I agree that those are bad things.

but how does your product help me with them?

I have some code that has a deadlock. are you suggesting that I can find the deadlock by shipping my logs to a 3rd-party service that will feed them into an LLM?


Agreed! Metrics are a high priority, especially since working to increase the available context around each anomaly we flag.

Logs were a natural starting point because that’s where developers often spend a significant amount of time stuck reading & searching for the right information, manually tracking down issues + jumping between logs across services. In a way, just finding & summarizing relevant logs for the user gave people an easier time debugging.
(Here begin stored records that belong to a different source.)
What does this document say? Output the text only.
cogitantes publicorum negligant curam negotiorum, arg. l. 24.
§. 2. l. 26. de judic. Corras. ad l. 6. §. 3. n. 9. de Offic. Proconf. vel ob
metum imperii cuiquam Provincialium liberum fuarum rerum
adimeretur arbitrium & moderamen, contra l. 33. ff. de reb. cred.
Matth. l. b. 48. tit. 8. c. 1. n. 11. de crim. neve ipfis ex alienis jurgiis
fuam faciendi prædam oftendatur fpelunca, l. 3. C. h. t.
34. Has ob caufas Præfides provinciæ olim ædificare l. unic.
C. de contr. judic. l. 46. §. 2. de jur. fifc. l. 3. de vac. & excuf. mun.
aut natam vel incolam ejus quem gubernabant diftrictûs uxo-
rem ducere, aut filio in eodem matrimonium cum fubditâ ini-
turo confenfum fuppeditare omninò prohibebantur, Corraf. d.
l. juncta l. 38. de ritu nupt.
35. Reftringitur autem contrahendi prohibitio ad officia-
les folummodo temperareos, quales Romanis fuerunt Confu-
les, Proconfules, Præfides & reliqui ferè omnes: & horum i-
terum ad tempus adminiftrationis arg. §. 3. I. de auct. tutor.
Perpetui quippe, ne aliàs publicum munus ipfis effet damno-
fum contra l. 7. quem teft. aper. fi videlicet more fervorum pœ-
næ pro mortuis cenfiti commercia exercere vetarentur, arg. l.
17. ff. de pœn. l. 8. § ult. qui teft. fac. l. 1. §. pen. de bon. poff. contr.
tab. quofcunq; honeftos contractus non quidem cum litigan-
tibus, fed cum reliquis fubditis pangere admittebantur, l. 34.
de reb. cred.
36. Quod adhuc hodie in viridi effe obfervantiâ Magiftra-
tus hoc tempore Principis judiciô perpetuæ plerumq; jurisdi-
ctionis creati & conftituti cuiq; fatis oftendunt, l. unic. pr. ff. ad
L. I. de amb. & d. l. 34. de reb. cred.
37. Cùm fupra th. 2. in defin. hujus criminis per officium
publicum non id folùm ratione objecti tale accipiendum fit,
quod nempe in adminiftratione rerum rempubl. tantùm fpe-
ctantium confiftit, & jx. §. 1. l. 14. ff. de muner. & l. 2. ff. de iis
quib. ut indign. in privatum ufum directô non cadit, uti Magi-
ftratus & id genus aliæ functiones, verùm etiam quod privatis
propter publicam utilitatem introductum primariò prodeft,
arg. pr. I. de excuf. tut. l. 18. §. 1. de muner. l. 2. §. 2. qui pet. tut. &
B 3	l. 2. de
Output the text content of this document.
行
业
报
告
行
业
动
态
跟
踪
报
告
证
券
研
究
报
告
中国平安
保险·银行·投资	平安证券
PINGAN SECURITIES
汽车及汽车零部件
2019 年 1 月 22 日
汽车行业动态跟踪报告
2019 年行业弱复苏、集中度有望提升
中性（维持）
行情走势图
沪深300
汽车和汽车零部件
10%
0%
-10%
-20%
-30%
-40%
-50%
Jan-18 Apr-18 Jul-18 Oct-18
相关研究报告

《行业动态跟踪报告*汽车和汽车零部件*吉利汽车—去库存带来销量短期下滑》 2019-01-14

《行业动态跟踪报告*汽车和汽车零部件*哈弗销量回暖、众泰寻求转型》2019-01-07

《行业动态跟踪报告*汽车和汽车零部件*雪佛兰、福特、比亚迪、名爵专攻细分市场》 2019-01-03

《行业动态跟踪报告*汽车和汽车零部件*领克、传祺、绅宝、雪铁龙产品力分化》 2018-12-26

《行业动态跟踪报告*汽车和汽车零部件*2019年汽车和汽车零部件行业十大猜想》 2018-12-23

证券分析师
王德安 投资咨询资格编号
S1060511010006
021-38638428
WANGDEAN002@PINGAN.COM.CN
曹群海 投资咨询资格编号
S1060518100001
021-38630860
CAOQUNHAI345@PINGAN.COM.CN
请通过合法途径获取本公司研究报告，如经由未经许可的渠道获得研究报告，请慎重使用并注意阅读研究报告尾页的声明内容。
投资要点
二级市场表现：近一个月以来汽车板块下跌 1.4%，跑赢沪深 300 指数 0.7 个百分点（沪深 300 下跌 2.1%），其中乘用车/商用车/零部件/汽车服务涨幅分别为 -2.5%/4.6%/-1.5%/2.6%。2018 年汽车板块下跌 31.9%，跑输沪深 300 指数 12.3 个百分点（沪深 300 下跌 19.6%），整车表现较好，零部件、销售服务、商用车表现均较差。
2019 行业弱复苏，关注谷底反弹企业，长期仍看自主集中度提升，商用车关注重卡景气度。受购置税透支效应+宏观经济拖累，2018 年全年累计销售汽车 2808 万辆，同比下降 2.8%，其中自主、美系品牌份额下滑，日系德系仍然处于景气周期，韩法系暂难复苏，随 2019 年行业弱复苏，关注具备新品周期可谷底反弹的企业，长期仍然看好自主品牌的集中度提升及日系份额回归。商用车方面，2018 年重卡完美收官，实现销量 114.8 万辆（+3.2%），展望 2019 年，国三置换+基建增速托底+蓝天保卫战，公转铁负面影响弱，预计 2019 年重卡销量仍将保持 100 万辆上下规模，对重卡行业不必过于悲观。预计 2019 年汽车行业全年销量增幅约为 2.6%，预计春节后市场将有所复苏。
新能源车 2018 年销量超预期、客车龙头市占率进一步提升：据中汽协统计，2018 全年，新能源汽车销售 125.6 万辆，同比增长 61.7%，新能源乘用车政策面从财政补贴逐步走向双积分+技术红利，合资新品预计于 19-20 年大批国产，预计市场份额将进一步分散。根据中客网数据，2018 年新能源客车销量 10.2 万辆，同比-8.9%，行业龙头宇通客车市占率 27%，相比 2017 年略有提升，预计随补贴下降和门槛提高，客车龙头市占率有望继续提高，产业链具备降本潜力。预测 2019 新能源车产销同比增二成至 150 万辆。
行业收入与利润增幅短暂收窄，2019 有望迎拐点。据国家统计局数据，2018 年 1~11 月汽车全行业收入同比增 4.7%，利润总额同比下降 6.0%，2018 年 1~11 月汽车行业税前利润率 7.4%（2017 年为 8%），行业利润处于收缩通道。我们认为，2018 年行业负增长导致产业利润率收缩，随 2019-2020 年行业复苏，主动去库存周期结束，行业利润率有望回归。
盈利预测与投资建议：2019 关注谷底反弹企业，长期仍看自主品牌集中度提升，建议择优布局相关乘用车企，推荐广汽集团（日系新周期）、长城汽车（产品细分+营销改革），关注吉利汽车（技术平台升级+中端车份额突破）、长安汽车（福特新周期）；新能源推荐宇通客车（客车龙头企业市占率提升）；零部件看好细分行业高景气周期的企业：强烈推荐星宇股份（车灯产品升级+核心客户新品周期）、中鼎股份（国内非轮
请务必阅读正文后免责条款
But metrics will introduce more dimensions to establish baseline behavior, so we're pretty excited about it too.


I tend to use logs the least when debugging production issues. I realize that's a personal anecdote, so I see your point.


Very relatable experience with log diving, feels very much like a needle-in-haystack problem that gets so much harder when you're not the only one who contributed to the source of errors (often the case).

As for the skepticism with LLMs stumbling around raw logs: it's super deserved. Even the developers who wrote the program often refer to larger app context when debugging, so it's not as easy as throwing a bunch of logs into an LLM. Plus, context window limits & the relative lack of "understanding" with increasingly larger contexts is troublesome.

We found it helped a lot to profile application logs over time. Think aggregation, but for individual flows rather than similar logs. By grouping and ordering flows together, it's bringing the context of thousands of (repetitive) logs down to the core flows. Much easier to find when things are out of the ordinary.

Still a lot of improvements in regards to false positives and variations in application flows.